As system companies look for application ready hardware-software platforms, semiconductor companies are seeking to add new IP including processor cores to their platforms in order to have some real differentiation. System companies that can target these platforms with their own unique algorithms and take it to market first will win. This is where AutoESL’s HLS technology is a key enabler – by providing fully automated path from algorithm to silicon, it is the only solution that uniquely delivers optimized Performance, Power and Area — all the same time.

In a short time span of one-year, leading semiconductor and systems companies such as Microsoft, Xilinx, Harris, Alcatel-Lucent, Barco, Lockheed-Martin and National Instruments have adopted AutoESL’s products. The company is successfully taking complex algorithms into silicon, dramatically cutting down the time taken to get there and is targeting a wide range of applications - DSP, Video, Networking, Wireless and High Performance Computing.

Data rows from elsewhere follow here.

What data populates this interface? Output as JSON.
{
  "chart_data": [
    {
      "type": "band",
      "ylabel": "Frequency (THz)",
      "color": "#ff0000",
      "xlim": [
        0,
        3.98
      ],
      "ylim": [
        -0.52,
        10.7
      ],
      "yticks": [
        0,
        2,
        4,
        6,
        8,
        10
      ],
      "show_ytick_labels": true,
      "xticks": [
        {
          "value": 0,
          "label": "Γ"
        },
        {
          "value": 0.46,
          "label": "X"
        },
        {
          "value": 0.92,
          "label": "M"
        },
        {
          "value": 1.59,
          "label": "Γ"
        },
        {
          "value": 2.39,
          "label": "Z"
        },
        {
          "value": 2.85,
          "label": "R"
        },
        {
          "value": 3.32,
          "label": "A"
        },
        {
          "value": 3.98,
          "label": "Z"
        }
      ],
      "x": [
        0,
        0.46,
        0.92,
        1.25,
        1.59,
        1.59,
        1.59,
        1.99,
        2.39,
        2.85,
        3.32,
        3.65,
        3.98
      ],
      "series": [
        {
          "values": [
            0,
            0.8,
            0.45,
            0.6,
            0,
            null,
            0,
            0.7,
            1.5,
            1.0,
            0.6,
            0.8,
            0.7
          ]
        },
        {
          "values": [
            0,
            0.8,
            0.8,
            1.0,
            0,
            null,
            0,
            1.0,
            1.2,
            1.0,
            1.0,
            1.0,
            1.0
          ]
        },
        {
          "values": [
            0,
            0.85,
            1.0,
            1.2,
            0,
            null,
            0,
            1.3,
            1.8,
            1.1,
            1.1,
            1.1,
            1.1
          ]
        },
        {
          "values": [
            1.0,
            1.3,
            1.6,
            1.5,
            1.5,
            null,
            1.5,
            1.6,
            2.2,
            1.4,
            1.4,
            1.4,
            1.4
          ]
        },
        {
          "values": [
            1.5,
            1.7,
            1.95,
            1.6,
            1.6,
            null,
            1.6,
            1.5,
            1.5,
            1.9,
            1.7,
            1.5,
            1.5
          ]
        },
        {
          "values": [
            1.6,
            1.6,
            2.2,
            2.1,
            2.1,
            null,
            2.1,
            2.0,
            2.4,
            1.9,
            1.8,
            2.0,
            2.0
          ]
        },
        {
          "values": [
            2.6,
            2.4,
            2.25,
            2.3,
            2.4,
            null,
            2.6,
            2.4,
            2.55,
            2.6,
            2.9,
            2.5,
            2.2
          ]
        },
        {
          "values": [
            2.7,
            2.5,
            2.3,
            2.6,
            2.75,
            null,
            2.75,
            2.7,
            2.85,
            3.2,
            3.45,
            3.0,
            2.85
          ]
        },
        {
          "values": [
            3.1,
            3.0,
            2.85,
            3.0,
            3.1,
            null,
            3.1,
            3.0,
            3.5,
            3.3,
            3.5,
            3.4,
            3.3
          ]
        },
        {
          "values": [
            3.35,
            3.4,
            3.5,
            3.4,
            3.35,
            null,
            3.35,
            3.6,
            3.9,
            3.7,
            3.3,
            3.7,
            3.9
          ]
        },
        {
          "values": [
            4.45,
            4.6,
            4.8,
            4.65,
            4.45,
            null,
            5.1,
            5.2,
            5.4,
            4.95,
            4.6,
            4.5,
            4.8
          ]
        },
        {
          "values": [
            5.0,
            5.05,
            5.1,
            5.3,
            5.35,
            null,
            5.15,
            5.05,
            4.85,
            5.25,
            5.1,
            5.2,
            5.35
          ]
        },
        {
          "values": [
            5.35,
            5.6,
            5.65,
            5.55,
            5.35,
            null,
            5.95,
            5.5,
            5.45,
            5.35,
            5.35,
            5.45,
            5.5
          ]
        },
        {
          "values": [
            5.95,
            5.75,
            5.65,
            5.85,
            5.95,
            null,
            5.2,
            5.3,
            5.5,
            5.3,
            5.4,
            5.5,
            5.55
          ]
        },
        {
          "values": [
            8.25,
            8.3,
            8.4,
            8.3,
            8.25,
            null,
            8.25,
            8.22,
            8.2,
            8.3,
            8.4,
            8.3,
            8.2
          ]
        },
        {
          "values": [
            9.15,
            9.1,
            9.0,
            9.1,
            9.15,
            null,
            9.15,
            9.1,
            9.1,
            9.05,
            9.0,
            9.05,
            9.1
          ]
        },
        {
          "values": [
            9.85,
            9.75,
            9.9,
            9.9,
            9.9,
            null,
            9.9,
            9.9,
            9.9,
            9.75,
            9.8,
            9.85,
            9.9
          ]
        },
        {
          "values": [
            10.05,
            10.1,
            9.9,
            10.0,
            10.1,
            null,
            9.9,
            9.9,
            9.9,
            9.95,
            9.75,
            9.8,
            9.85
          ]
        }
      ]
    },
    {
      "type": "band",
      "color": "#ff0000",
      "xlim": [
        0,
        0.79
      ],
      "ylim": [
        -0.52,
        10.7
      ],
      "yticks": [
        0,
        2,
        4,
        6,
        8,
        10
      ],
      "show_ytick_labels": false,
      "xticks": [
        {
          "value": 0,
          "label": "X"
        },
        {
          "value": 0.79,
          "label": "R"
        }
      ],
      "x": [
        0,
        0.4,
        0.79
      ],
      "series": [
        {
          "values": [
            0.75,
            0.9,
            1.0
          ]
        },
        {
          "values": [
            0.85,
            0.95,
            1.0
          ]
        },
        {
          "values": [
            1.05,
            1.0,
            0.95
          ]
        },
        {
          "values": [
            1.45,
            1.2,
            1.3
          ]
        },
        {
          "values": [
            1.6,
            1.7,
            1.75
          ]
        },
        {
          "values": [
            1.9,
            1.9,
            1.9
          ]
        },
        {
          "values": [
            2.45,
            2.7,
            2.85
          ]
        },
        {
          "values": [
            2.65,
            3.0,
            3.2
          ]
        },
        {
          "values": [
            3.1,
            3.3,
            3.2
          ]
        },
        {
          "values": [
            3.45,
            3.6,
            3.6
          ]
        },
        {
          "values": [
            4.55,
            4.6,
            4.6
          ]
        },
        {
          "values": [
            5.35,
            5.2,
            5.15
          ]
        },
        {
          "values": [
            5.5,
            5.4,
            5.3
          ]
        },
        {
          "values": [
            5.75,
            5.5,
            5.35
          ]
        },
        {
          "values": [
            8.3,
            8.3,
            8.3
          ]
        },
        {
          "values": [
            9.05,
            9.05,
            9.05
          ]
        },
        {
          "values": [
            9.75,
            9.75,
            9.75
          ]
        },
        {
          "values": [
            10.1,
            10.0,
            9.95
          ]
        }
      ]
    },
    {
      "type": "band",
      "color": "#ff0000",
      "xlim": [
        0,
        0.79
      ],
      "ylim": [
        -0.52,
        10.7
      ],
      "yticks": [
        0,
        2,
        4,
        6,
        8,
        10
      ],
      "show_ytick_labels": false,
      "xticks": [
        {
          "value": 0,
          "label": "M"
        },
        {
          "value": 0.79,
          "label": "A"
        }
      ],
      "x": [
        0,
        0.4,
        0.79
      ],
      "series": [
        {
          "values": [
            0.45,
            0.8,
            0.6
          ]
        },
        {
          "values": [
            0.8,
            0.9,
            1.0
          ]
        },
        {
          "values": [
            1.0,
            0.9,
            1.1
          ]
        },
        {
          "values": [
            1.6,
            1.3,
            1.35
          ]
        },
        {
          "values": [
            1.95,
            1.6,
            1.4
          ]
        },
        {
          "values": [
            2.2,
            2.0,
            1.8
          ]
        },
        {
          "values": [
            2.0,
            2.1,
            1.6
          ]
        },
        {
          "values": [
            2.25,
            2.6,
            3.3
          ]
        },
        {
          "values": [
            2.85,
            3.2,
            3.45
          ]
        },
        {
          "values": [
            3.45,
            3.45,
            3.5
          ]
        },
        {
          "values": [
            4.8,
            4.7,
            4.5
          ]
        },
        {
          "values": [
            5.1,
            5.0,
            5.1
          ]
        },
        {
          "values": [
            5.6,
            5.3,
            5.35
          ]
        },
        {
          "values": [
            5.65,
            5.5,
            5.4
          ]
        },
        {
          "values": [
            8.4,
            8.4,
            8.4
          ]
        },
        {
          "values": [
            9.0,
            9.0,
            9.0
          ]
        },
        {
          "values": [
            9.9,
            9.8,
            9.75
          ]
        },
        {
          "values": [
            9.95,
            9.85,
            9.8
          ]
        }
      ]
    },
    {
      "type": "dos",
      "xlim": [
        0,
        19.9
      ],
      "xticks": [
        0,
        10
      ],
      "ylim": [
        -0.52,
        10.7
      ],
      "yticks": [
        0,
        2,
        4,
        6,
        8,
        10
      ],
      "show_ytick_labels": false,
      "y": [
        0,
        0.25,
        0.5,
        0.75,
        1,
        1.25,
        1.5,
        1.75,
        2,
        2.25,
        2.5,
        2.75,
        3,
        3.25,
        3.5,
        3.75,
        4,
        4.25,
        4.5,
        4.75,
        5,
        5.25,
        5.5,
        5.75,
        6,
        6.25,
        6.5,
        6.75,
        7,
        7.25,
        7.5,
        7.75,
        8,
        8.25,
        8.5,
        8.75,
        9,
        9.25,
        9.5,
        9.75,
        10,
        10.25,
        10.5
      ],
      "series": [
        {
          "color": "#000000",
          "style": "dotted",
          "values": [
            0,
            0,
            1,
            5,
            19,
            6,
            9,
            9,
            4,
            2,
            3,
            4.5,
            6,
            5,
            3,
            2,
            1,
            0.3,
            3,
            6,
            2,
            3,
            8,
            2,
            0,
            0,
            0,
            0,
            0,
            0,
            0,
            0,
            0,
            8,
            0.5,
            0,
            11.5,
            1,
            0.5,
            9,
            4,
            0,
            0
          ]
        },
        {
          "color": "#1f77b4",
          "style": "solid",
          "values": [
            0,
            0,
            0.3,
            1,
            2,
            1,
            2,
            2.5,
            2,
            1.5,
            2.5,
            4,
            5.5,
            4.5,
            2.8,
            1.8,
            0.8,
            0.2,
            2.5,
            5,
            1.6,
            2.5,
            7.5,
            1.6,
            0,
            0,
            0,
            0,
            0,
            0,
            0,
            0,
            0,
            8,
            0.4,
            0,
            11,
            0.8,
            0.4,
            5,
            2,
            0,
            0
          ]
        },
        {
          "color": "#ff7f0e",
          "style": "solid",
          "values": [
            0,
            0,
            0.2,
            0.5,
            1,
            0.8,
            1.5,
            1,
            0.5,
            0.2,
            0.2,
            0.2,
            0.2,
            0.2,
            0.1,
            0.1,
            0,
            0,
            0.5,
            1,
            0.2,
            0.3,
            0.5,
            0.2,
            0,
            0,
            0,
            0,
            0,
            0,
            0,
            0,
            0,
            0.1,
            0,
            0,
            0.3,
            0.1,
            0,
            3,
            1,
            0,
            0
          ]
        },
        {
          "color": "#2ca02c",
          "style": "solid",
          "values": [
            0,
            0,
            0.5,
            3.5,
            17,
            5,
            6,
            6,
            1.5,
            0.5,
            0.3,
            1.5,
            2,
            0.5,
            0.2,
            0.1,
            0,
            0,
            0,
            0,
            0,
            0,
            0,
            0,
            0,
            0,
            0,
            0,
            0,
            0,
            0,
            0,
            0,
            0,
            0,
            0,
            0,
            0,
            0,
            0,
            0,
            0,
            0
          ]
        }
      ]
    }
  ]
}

With backing from both venture and corporate investors including Adams Capital Management, Xilinx and National Instruments, it has tapped into world class engineering talent from across the globe with R&D facilities in California and Beijing, China. Companies that adopt new approaches to chip design that address this rapidly evolving system-design paradigm will survive and prosper. And AutoESL is a critical component of enabling this shift.